Specifying the relationships between objects, gaze, and descriptions for scene understanding
63.403, Wednesday, May 15, 8:30 am - 12:30 pm, Orchid Ballroom
Kiwon Yun1, Yifan Peng1, Hossein Adeli2, Tamara Berg1, Dimitris Samaras1, Gregory Zelinsky1,2; 1Department of Computer Science, Stony Brook University, 2Department of Psychology, Stony Brook University
The objects that people choose to look at while viewing a scene provide an abundance of information about how a scene is ultimately understood. In Experiment 1, participants viewed a scene for 5 seconds, then described the scenes content, with this description being our estimate of their scene understanding. There were 104 scenes (selected from SUN09), spanning 8 scene types, and analyses were limited to 22 categories of common objects for which bounding box information was available. In Experiment 2, participants viewed 1000 scenes (from PASCAL VOC), each for 3 seconds, in anticipation of a memory test. Analyses were limited to 20 object categories and descriptions were obtained using Mechanical Turk.
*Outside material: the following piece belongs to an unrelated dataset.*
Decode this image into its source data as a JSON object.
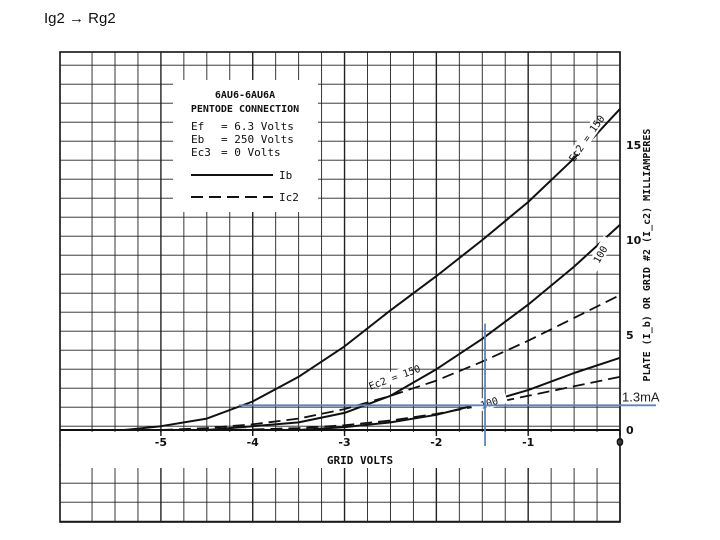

For both experiments, we found that fixated objects tended also to be described (95.2% for PASCAL, 72.5% for SUN09) and described objects tended also to be fixated (86.6% for PASCAL, 73.7% for SUN09). Differences between experiments were likely due to the PASCAL images being less cluttered than the SUN09 images, thereby increasing the probability of fixations on selected objects. People also tended to look more often at animate objects (people, animals) or objects that conveyed animacy (televisions, computer monitors) than inanimate objects (e.g., tables, rugs, cabinets). Furthermore, by analyzing where fixations typically fell within the bounding boxes for different categories of objects (using object-based fixation density maps), we were able to discern distinct category-specific patterns of fixation behavior. For example, fixations on tables and chairs tended to be distributed in the extreme upper halves of bounding boxes, reflecting the fact that things usually sit on these objects, whereas fixations on cats and cows were distributed along the horizontal midline, reflecting a center-of-mass looking bias. Collectively, these findings suggest that embedded in viewing behavior is information about the content of a scene and how a scene is being understood.